Avoiding network access with offline mode

The --offline command line switch tells Gradle to always use dependency modules from the cache, regardless if they are due to be checked again. When running with offline, Gradle will never attempt to access the network to perform dependency resolution. If required modules are not present in the dependency cache, build execution will fail.

Forcing all dependencies to be re-resolved

At times, the Gradle Dependency Cache can become out of sync with the actual state of the configured repositories. Perhaps a repository was initially misconfigured, or perhaps a "non-changing" module was published incorrectly. To refresh all dependencies in the dependency cache, use the --refresh-dependencies option on the command line.

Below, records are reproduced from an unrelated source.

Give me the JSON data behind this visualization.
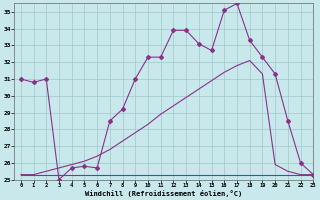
{
  "background_color": "#c8e8ec",
  "grid_color": "#a0c8cc",
  "line_color": "#883388",
  "xlim": [
    -0.5,
    23
  ],
  "ylim": [
    25,
    35.5
  ],
  "xticks": [
    0,
    1,
    2,
    3,
    4,
    5,
    6,
    7,
    8,
    9,
    10,
    11,
    12,
    13,
    14,
    15,
    16,
    17,
    18,
    19,
    20,
    21,
    22,
    23
  ],
  "yticks": [
    25,
    26,
    27,
    28,
    29,
    30,
    31,
    32,
    33,
    34,
    35
  ],
  "xlabel": "Windchill (Refroidissement éolien,°C)",
  "curve1_x": [
    0,
    1,
    2,
    3,
    4,
    5,
    6,
    7,
    8,
    9,
    10,
    11,
    12,
    13,
    14,
    15,
    16,
    17,
    18,
    19,
    20,
    21,
    22,
    23
  ],
  "curve1_y": [
    31,
    30.8,
    31,
    25,
    25.7,
    25.8,
    25.7,
    28.5,
    29.2,
    31,
    32.3,
    32.3,
    33.9,
    33.9,
    33.1,
    32.7,
    35.1,
    35.5,
    33.3,
    32.3,
    31.3,
    28.5,
    26.0,
    25.3
  ],
  "curve2_x": [
    0,
    1,
    2,
    3,
    4,
    5,
    6,
    7,
    8,
    9,
    10,
    11,
    12,
    13,
    14,
    15,
    16,
    17,
    18,
    19,
    20,
    21,
    22,
    23
  ],
  "curve2_y": [
    25.3,
    25.3,
    25.3,
    25.3,
    25.3,
    25.3,
    25.3,
    25.3,
    25.3,
    25.3,
    25.3,
    25.3,
    25.3,
    25.3,
    25.3,
    25.3,
    25.3,
    25.3,
    25.3,
    25.3,
    25.3,
    25.3,
    25.3,
    25.3
  ],
  "curve3_x": [
    0,
    1,
    2,
    3,
    4,
    5,
    6,
    7,
    8,
    9,
    10,
    11,
    12,
    13,
    14,
    15,
    16,
    17,
    18,
    19,
    20,
    21,
    22,
    23
  ],
  "curve3_y": [
    25.3,
    25.3,
    25.5,
    25.7,
    25.9,
    26.1,
    26.4,
    26.8,
    27.3,
    27.8,
    28.3,
    28.9,
    29.4,
    29.9,
    30.4,
    30.9,
    31.4,
    31.8,
    32.1,
    31.3,
    25.9,
    25.5,
    25.3,
    25.3
  ]
}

The --refresh-dependencies option tells Gradle to ignore all cached entries for resolved modules and artifacts. A fresh resolve will be performed against all configured repositories, with dynamic versions recalculated, modules refreshed, and artifacts downloaded. However, where possible Gradle will check if the previously downloaded artifacts are valid before downloading again. This is done by comparing published SHA1 values in the repository with the SHA1 values for existing downloaded artifacts.

Locking dependency versions

The use of dynamic dependencies in a build is convenient. The user does not need to know the latest version of a dependency and Gradle automatically uses new versions once they are published. However, dynamic dependencies make builds non-reproducible, as they can resolve to a different version at a later point in time. This makes it hard to reproduce old builds when debugging a problem. It can also disrupt development if a new, but incompatible version is selected. In the best case the CI build catches the problem and someone needs to investigate. In the worst case, the problem makes it to production unnoticed.

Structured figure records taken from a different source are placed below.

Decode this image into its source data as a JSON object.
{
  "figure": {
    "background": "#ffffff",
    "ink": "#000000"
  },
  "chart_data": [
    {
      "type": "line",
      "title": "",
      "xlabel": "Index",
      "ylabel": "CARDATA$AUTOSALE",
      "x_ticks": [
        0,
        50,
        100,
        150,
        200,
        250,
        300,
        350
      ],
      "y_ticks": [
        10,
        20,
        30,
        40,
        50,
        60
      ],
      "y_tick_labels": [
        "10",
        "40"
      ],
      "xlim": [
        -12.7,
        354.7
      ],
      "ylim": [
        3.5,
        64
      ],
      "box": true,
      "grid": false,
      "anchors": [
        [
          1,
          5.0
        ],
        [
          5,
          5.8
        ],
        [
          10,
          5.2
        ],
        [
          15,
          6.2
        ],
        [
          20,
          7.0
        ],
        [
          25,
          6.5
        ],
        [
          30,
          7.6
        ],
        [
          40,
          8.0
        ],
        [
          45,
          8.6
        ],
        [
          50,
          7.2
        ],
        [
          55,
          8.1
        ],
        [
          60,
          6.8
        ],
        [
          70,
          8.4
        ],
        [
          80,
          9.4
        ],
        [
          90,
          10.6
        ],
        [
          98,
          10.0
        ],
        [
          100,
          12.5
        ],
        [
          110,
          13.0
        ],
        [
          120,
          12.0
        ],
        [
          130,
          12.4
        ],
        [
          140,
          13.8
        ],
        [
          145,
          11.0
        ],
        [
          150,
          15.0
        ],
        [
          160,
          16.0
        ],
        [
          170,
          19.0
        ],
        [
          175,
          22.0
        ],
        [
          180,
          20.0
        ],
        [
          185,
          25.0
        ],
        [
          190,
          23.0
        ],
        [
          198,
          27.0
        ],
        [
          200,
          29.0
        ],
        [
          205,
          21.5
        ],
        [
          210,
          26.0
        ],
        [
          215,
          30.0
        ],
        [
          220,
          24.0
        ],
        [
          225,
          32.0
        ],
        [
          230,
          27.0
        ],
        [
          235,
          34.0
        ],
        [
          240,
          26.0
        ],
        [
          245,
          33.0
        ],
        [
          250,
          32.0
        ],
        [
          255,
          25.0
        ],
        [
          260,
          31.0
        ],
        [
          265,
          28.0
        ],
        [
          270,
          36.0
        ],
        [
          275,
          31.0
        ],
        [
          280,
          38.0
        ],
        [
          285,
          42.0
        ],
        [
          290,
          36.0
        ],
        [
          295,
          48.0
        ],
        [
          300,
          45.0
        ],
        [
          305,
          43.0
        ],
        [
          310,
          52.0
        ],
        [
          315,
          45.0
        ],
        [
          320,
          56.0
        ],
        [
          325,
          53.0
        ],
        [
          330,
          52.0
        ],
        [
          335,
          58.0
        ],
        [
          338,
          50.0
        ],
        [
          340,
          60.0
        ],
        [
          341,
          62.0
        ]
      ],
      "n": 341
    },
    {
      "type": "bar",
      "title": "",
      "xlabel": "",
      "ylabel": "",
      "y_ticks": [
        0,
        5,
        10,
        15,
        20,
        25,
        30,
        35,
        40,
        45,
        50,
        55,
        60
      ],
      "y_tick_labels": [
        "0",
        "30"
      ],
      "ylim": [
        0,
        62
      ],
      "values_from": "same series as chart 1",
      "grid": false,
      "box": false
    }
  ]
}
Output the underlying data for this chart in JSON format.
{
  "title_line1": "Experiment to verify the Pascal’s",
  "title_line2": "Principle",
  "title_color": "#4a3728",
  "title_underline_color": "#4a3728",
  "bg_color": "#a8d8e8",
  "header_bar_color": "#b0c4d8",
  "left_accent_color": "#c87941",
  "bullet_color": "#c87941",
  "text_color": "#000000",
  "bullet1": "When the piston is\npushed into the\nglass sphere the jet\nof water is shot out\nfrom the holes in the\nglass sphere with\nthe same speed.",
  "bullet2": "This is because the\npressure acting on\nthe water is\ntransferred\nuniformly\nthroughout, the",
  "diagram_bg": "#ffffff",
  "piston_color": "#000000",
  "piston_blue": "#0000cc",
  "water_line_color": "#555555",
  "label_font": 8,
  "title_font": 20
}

Gradle offers dependency locking to solve this problem. The user can run a build asking to persist the resolved versions for every module dependency. This file is then checked in and the versions in it are used on all subsequent runs until the lock is updated or removed again.

Versioning of file dependencies

Legacy projects sometimes prefer to consume file dependencies instead of module dependencies. File dependencies can point to any file in the filesystem and do not need to adhere a specific naming convention. It is recommended to clearly express the intention and a concrete version for file dependencies. File dependencies are not considered by Gradle’s version conflict resolution. Therefore, it is extremely important to assign a version to the file name to indicate the distinct set of changes shipped with it. For example commons-beanutils-1.3.jar lets you track the changes of the library by the release notes.

As a result, the dependencies of the project are easier to maintain and organize. It’s much easier to uncover potential API incompatibilities by the assigned version.

Constraints on configuration resolution

Configurations need to be resolved safely when crossing project boundaries because resolving configurations can have side effects on Gradle’s project model. Gradle can usually manage this safe access, but the configuration needs to be accessed in a way that enables Gradle to do so. There are a number of ways a configuration might be resolved unsafely and Gradle will produce a deprecation warning for each unsafe access.

For example:

  • A task from one project directly resolves a configuration in another project.

  • A task specifies a configuration from another project as an input file collection.

  • A build script for a project resolves a configuration in another project during evaluation.

  • A configuration is resolved in a user-managed thread (i.e., a thread not managed by Gradle).

If your build has an unsafe access deprecation warning, it needs to be fixed. It’s a symptom of these bad practices and cause strange and indeterminate errors.

More importantly, resolving a configuration from a user-managed thread is not supported. To ensure that the configuration is resolved safely, it must be resolved in a Gradle-managed thread. Afterwards, the resolution result can be used in user-managed threads.

In most cases, the deprecation warning can be fixed by defining a configuration in the project where the resolution is occurring and setting it to extend from the configuration in the other project.